Being the decision-maker, whether that’s in a group of friends, in your home life or at work, brings with it an element of control. If you decide what happens, then you’re likely (in theory, at least) to be choosing the outcome that works best for you. Control means power and it makes sense that it’s something most of us want.
However, being the one in charge of making the decisions can be daunting. After all, with great power comes great responsibility. This is why, in many cases, people who are tasked with making the big decisions (or even any decisions, at times) often default to what they think other people might do. What would their best friend do? Their neighbour? Their parents? Their boss? In that way they are not making the decisions directly – someone else still kind of is.
The reality is it does not take power to make a decision, just a whole lot of courage. The courage to push past the fear that the decision you make might be the wrong one. That search for the “perfect” decision is a fruitless one, especially if your constant procrastination or inability to pick a side of the fence leads to its own problems further down the line.
We can all sit and debate the merits of any particular course of action of another one. It’s a process that could go on over weeks, months or even longer depending on the situation. Hundreds of man-hours can be devoted to it, with lengthy unproductive meetings, and follow-up calls and chain emails. However, the debate is meaningless if ultimately nothing happens.
As Ahdaf Soueif once asked, what’s better – to act and make a fatal mistake or to take no action and die slowly? The outcome may be the same, but at least doing something, taking action, puts you in a semblance of control. It gives you the option to make something else happen. It gives you the opportunity to create further choices.
Sometimes, if it seems too hard to make THE decision, it can be best to make a series of little decisions. What can you do now, change now, or implement now that will have the effect of moving things forward? What will give you the opportunity to buy yourself some more time, perhaps gather more information, trial some new approach, which will allow you to set up for a more informed decision in the near future?

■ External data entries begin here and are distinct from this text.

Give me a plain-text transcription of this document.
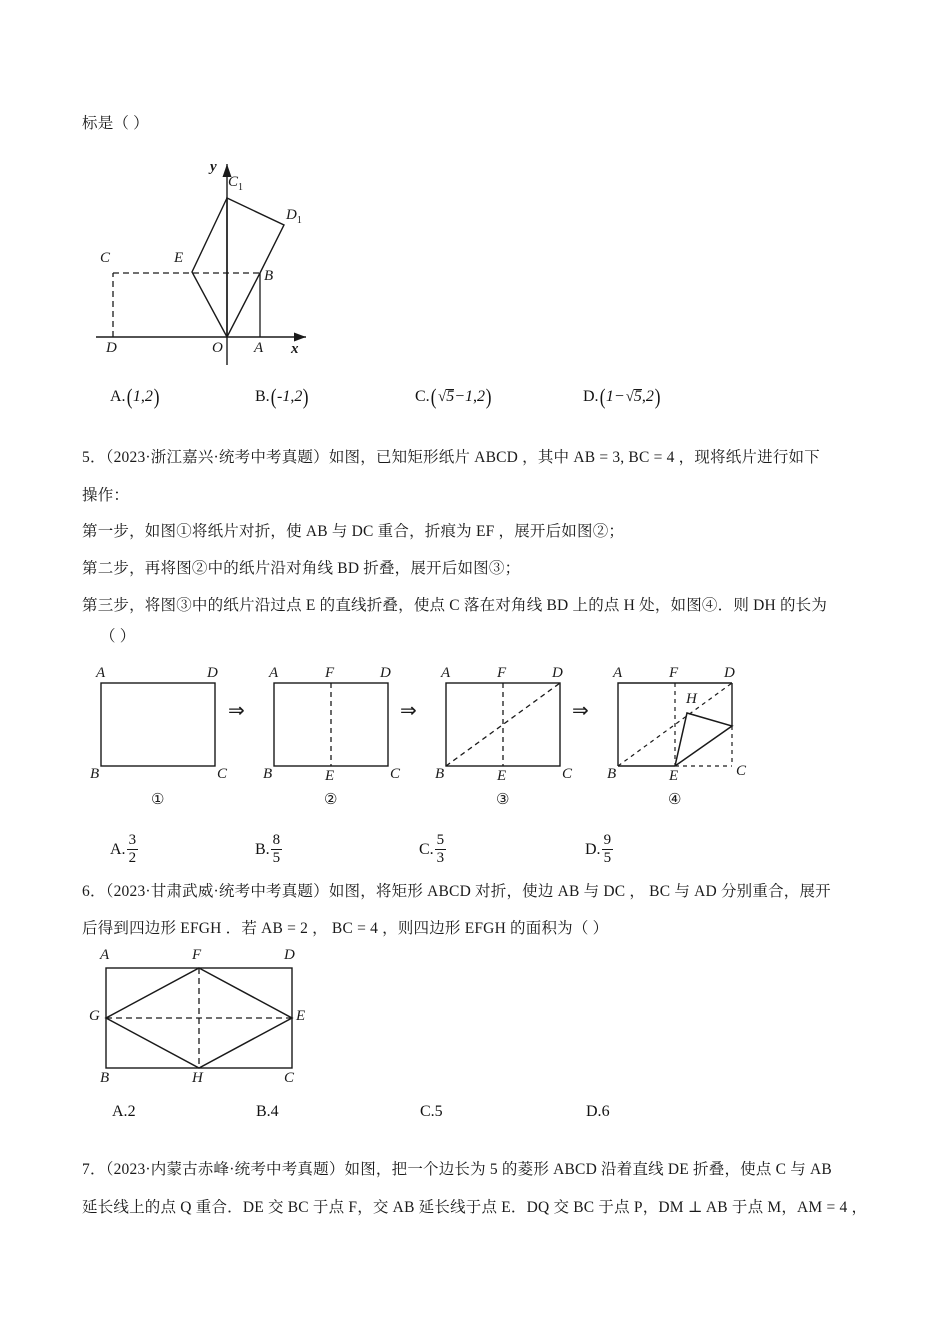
标是（ ）
$C_1$
$D_1$
C	E
B
D	O A x
y
A. ( 1 , 2 )	B. ( -1 , 2 )	C. ( √
5 −1 , 2 )	D. ( 1− √
5 , 2 )
5．（2023·浙江嘉兴·统考中考真题）如图，已知矩形纸片 ABCD ，其中 AB = 3, BC = 4 ，现将纸片进行如下
操作：
第一步，如图①将纸片对折，使 AB 与 DC 重合，折痕为 EF ，展开后如图②；
第二步，再将图②中的纸片沿对角线 BD 折叠，展开后如图③；
第三步，将图③中的纸片沿过点 E 的直线折叠，使点 C 落在对角线 BD 上的点 H 处，如图④．则 DH 的长为
（ ）
A	D
B	C
①
⇒
A	F	D
B	E	C
②
⇒
A	F	D
B	E	C
③
⇒
A	F	D
H
B	E	C
④
A. $\frac{3}{2}$	B. $\frac{8}{5}$	C. $\frac{5}{3}$	D. $\frac{9}{5}$
6．（2023·甘肃武威·统考中考真题）如图，将矩形 ABCD 对折，使边 AB 与 DC ， BC 与 AD 分别重合，展开
后得到四边形 EFGH ．若 AB = 2 ， BC = 4 ，则四边形 EFGH 的面积为（ ）
A	F	D
G	E
B	H	C
A. 2	B. 4	C. 5	D. 6
7．（2023·内蒙古赤峰·统考中考真题）如图，把一个边长为 5 的菱形 ABCD 沿着直线 DE 折叠，使点 C 与 AB
延长线上的点 Q 重合．DE 交 BC 于点 F，交 AB 延长线于点 E．DQ 交 BC 于点 P，DM ⊥ AB 于点 M，AM = 4 ，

No decision should be rushed into, but it’s not the amount of time it takes to make a decision that determines whether it was the right course of action or not. Instead, it is the quality of the information you used to determine whether that decision was right. So, do take the time to assess the facts, to find out more, to ask pertinent questions – but equally, make sure you are always guarding against using such tactics to stall the ultimate need to reach a conclusion.